I'll see what I can do to improve this. If the subsurface media is very dense, for displaceable objects you should try to use a different shader that has a non-scattering subsurface (e.g. Default Shader).
At the moment (v4.5), displaceable objects with displacement create difficulties for the subsurface effects in the Glass Shader and Water Shader, and there are situations where it doesn't work well, depending on the render method, scale of the displacement and the ratio of micropolygon size to the scattering distance.
In the Standard renderer (as of v4.5)
The subsurface volume is trying to approximate a subsurface scattering effect without actually scattering the light, but this only works when the conditions are right. In order to appear soft and maintain the illusion of scattering when the the surface is displaced, it ignores the displaced normal and uses the undisplaced surface normal for illumination. Unfortunately this means it doesn't look right for dense media (or displacement that's large relative to the scattering distance). This render mode also relies on the object to have shadows disabled if you want the parts facing away from the light to receive light (as in the default Lake setup).
In some situations this would look better if it used the displaced normal so I might add that option in future.

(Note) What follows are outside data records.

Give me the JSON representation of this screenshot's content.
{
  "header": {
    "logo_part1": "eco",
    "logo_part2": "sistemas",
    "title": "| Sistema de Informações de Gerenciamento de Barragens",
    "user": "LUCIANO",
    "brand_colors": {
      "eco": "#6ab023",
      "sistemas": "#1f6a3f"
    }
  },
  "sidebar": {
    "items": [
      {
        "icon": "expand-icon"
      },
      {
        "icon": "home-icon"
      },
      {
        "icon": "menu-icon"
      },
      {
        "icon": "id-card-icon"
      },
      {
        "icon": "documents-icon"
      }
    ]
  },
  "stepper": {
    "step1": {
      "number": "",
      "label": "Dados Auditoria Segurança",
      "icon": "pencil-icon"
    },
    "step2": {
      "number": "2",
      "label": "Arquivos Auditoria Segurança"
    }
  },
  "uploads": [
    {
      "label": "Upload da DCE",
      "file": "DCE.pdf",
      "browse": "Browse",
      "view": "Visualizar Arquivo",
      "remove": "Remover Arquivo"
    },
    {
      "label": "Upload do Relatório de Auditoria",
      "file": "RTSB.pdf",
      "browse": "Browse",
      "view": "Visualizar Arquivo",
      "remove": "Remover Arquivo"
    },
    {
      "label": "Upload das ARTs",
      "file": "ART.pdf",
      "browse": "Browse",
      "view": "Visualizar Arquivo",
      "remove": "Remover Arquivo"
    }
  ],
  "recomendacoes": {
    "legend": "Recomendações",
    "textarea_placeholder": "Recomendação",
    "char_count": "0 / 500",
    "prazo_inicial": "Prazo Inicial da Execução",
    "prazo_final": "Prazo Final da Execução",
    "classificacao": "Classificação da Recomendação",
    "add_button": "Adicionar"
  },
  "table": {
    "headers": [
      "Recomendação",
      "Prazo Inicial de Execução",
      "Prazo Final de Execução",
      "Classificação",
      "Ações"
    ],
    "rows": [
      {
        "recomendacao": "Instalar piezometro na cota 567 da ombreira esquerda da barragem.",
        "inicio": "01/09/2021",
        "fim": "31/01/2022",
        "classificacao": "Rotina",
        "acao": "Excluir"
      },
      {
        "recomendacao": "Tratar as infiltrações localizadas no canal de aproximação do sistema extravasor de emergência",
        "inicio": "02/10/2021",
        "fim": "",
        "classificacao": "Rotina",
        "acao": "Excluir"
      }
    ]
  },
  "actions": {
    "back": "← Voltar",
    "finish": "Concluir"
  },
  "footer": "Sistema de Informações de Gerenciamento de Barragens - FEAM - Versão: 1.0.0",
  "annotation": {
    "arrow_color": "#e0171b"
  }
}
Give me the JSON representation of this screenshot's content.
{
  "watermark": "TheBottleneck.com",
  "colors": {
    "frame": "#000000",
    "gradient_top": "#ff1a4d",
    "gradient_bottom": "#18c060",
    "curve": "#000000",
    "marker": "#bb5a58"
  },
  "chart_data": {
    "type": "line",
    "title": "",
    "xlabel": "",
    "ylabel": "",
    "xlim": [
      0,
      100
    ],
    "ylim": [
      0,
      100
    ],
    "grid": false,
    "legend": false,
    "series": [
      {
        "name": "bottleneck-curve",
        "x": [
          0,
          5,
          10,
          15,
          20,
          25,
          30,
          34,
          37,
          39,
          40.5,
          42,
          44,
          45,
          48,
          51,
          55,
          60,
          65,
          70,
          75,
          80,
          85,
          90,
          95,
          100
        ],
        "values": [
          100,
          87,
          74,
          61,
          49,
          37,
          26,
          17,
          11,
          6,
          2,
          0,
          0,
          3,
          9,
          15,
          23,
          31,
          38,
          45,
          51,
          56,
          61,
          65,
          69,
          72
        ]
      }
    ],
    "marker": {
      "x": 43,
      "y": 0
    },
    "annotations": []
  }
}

In the Path Tracer (as of v4.5)
"Hard surface approximation": This has some of the same limitations as the Standard Renderer (i.e. choice of surface normal). Perhaps I should add an option to choose which surface normal to use.
"Subsurface scatter towards normal" and "Subsurface scatter in all directions": These options works well if the micropolygons are small enough relative to the scattering distance, but they fall back to the hard surface approximation (above) when the scattering point is too close to the surface relative to the micropolygon size. This is more likely to happen with high density of the subsurface medium, but it's also more likely to happen when the surface is far from the camera (where micropolygons are larger). This fallback is necessary because the scattering rays and the visible surface renderer don't use the exact same micropolygons (because of the Ray Detail Multiplier), so fully ray-traced scattering doesn't work at small scales (although it works fine for non-displaceables). I want to unify the micropolygon engines in future, and this would solve the problem.
I think it would look better if the fallback used the displaced surface normal, so I'll look into that.